YakusaBlog- Peradilan
tindak pidana pada dasarnya bertujuan untuk menaggulangi praktek tindak
kejahatan yang terjadi dalam masyarakat. Peradilan
muncul sebagai akibat hukum dari sebuah tindak pidana yang terjadi dalam
masyarakat, baik yang terjadi akibat sebuah kesengajaan maupun kealpaan. Pada
prinsipnya, peradilan akan menunjukkan kepastian hukum dari implikasi
yang terjadi akibat tindak pidana yang terjadi. Namun memahami praktek peradilan
pidana di Indonesia tidak semudah memahami film animasi.
Peradilan
pidana di indonesia di atur dalam Kitab Undang-undang
Hukum Acara Pidana atau dikenal dengan UU No. 8 tahun
1981. Peradilan
pidana merupakan sebagai upaya hukum dalam mencari rasa
keadilan, tentunya harus berdiri pada posisi yang objektif.
Dengan tidak mengangkangi hak dari
seorang pelaku yang secara notabenenya merupakan subjek yang
akan di berikan sanksi akibat perbuatannya.

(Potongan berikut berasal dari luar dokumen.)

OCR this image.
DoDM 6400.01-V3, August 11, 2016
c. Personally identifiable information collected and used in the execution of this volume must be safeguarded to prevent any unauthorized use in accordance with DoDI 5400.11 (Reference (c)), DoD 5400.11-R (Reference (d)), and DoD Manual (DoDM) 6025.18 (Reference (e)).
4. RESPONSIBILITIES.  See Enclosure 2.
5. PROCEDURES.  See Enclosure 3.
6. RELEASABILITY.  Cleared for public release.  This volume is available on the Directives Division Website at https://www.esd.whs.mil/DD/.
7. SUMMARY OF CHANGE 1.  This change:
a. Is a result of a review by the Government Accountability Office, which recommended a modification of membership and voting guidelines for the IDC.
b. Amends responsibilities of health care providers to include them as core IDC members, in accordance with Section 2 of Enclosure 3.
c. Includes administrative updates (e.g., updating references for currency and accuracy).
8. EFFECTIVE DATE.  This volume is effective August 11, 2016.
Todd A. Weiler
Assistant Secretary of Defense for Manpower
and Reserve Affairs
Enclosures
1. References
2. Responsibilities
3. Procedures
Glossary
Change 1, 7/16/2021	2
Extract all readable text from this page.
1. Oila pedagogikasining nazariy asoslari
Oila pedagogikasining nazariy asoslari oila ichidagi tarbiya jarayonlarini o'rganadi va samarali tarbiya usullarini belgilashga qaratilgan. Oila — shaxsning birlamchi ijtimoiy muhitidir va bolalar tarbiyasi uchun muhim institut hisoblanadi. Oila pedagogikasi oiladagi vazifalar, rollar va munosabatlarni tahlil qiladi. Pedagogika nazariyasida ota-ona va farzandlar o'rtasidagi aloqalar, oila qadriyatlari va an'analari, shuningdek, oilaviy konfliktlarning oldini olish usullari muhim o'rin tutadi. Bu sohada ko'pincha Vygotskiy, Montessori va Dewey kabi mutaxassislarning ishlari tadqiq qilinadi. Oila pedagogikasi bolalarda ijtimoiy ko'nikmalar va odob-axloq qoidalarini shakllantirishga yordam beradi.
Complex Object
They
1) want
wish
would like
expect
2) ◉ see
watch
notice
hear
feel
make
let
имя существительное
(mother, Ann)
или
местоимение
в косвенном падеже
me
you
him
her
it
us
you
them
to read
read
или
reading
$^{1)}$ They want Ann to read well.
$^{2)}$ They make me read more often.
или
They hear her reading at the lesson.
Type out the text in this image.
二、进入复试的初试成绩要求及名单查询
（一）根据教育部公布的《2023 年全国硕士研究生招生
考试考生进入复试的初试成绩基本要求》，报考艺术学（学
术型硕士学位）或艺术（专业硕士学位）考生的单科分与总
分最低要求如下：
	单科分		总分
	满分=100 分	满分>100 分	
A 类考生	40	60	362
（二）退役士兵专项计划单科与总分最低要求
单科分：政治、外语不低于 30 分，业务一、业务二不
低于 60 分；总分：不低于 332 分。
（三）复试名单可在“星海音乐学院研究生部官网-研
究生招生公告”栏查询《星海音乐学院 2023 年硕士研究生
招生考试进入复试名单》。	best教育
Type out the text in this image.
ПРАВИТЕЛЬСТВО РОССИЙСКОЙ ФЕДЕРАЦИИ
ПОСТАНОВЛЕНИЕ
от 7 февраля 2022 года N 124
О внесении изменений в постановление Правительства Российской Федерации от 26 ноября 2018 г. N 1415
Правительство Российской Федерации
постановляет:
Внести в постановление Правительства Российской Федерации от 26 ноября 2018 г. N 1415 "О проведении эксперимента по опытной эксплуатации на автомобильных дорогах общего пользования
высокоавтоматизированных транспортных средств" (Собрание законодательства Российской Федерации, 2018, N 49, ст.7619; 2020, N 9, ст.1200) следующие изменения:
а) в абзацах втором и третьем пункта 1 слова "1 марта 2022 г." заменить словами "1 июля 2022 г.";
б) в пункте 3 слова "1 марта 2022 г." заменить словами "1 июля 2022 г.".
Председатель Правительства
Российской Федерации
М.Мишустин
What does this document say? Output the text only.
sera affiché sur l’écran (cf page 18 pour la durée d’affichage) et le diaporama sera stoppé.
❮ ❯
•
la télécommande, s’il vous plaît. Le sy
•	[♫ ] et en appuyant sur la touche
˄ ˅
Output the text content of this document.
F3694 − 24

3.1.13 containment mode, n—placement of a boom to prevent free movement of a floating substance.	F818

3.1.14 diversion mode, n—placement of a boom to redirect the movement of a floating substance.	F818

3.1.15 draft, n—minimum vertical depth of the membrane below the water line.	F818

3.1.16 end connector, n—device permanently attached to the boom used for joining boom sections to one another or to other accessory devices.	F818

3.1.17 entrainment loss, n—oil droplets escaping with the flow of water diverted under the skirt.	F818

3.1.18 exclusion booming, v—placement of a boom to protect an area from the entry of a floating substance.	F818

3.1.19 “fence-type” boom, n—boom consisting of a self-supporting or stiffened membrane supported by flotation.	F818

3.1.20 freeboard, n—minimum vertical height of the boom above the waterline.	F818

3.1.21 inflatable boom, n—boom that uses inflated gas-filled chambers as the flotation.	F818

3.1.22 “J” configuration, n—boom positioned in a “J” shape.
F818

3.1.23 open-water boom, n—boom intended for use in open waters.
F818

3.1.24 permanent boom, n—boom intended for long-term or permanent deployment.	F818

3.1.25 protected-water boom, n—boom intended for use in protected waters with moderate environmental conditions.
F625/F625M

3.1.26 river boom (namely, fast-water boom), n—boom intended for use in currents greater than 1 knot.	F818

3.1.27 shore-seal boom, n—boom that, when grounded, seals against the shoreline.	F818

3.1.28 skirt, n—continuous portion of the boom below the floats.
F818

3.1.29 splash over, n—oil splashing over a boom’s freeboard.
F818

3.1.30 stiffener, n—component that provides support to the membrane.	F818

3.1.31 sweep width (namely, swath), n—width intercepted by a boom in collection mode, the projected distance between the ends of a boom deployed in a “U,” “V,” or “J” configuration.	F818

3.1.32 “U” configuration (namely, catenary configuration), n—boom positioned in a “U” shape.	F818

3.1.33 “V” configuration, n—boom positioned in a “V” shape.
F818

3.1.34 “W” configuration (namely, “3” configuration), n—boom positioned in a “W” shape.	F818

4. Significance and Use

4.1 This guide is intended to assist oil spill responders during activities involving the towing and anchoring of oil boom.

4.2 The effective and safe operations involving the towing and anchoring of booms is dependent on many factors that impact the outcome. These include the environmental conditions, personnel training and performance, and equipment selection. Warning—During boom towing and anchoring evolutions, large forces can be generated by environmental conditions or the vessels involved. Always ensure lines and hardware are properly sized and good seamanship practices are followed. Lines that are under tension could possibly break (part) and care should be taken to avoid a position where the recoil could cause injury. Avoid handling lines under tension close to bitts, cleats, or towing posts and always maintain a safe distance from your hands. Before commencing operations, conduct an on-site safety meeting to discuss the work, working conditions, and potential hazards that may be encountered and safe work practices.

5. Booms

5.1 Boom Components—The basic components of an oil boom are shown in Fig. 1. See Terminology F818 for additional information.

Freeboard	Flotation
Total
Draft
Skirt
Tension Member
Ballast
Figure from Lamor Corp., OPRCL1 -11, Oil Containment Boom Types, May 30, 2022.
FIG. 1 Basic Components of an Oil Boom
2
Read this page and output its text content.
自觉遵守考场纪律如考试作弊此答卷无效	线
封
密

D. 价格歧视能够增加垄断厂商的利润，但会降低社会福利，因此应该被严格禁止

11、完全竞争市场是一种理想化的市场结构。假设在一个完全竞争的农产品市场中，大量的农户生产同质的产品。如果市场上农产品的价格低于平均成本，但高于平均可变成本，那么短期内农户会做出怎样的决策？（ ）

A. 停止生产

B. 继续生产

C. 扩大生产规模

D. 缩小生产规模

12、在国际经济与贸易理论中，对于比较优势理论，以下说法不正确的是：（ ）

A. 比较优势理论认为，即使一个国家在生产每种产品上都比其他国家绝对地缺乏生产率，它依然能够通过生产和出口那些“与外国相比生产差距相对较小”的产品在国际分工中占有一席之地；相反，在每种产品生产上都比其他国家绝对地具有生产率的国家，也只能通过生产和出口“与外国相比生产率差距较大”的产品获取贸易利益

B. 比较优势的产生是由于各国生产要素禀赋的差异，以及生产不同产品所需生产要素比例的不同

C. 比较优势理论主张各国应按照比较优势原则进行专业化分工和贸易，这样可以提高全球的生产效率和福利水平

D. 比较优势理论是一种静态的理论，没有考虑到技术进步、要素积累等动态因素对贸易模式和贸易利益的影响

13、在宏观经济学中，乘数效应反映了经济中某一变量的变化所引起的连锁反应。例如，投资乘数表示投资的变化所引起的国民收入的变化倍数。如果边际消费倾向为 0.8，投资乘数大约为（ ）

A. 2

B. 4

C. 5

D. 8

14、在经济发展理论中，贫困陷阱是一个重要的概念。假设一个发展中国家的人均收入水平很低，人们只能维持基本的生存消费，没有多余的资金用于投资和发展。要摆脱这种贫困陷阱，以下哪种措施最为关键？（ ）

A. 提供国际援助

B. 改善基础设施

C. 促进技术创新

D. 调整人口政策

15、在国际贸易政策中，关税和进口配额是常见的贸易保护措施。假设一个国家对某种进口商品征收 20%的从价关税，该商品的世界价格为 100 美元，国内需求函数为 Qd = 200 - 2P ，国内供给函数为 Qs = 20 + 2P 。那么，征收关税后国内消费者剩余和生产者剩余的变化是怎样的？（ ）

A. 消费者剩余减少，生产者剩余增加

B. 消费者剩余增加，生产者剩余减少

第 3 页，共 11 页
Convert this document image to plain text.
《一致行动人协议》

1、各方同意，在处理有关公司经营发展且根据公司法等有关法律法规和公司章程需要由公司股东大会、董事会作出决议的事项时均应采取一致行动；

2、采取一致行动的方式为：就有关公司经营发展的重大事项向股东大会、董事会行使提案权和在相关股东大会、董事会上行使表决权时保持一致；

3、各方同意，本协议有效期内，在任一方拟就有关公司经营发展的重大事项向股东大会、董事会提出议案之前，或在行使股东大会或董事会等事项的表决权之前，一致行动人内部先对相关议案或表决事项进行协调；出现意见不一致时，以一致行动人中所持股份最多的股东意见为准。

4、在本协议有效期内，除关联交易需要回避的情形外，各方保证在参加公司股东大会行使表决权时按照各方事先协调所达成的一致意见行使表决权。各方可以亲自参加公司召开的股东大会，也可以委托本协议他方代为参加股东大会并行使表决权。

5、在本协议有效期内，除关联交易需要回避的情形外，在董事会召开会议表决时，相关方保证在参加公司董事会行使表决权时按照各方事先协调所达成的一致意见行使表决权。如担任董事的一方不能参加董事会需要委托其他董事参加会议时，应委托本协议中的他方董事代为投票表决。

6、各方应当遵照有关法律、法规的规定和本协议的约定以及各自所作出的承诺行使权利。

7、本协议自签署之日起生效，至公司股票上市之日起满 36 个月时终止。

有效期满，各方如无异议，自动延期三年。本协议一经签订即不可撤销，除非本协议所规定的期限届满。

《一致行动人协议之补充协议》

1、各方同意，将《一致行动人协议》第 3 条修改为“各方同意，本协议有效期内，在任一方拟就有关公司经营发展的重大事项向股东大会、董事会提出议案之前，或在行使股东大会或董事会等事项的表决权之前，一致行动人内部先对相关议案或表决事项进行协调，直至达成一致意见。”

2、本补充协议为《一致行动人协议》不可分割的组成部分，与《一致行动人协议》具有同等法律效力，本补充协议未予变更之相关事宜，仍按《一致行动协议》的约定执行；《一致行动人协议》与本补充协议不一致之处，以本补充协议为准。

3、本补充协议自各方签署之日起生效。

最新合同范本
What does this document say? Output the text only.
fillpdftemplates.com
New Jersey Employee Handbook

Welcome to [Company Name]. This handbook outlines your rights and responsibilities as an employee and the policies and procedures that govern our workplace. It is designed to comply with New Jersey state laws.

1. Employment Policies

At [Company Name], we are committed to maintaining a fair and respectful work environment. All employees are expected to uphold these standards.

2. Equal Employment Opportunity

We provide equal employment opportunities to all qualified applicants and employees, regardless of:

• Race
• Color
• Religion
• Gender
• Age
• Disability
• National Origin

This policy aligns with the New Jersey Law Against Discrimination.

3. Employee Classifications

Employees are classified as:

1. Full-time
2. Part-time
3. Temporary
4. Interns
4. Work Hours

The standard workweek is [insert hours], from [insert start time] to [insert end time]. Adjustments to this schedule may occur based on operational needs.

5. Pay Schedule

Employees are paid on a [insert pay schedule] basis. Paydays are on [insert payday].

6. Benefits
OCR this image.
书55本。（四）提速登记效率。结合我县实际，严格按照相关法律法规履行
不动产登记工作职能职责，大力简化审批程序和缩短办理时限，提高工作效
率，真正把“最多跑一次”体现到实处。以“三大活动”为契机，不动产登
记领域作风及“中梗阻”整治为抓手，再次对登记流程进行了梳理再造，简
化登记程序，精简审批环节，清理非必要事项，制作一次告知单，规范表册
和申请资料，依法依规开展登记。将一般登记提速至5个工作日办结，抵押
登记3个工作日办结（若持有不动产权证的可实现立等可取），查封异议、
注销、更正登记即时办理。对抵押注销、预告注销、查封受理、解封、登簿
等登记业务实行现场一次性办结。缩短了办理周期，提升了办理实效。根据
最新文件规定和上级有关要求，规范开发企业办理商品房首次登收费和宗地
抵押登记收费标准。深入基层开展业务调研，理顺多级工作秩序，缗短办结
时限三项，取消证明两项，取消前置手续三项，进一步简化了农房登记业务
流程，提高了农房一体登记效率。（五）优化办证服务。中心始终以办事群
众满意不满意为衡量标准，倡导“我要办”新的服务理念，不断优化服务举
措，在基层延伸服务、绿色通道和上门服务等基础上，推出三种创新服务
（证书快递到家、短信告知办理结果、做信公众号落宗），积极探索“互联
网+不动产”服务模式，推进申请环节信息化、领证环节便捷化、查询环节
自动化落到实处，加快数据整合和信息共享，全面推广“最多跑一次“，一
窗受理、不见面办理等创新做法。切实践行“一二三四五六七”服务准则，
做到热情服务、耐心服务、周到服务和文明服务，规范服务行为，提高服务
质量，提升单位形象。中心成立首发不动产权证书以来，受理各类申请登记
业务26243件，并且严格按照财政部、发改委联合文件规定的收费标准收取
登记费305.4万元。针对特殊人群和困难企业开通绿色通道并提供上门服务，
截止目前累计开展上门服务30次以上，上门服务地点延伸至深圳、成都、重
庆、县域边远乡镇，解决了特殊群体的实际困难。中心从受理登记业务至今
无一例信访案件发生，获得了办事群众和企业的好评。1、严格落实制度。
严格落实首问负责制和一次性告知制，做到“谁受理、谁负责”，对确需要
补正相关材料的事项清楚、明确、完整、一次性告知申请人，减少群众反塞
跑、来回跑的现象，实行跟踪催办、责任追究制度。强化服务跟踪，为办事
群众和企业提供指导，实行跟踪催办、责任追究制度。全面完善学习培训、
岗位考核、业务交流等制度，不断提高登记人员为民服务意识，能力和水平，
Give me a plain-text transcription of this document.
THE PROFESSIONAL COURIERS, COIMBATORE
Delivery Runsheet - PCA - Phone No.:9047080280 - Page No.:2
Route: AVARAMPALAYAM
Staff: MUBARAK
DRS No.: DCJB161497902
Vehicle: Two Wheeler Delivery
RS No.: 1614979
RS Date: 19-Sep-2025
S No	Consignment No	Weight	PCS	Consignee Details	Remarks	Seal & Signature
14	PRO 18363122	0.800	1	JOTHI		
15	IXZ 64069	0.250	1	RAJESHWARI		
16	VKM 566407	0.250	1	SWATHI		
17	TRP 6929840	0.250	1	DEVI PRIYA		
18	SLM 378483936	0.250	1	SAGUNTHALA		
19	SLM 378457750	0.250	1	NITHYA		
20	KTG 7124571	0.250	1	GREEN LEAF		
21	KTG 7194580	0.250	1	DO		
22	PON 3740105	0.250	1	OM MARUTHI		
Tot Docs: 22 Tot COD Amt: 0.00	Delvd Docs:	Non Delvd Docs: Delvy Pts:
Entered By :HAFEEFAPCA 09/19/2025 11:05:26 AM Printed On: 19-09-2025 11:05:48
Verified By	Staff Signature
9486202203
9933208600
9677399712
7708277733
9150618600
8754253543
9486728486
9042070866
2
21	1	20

Walaupun faktanya, kita sangat
geram terhadap pelaku tindak pidana. Sebagaimana yang tertuang dalam buku
Pembahasan Permasalahan Dan Penerapan KUHAP Penyidikan Dan Penuntutan karya M.
Yahya Harahap S.H disebutkan bahwa:
“Tersangka
harus ditempatkan pada kedudukan manusia yang memiliki hakikat martabat. Dia
harus dinilai sebagai subjek, bukan objek. Yang diperiksa bukan manusia
tersangka. Perbuatan tindak pidana yang dilakukannyalah yang menjadi objek
pemeriksaan. Ke arah kesalahan tindak pidana yang dilakukan pemeriksaan
ditujukan. Tersangka harus dianggap tidak bersalah, sesuai dengan asas praduga
tak bersalah sampai diperoleh putusan pengadilan yang telah berkekuatan tetap.”
Hak untuk
diperlakukan sebagai manusia, di hargai harkat dan martabat dari seorang
tersangka inilah yang kemudian di kenal dengan istilah asas praduga tak
bersalah (presumtion of innocence).
Apakah sistem peradilan Pidana Indonesia mengakui adanya asas
ini? Apakah tersangka dalam praktek peradilannya
di Indonesia memiliki hak untuk duduk santai?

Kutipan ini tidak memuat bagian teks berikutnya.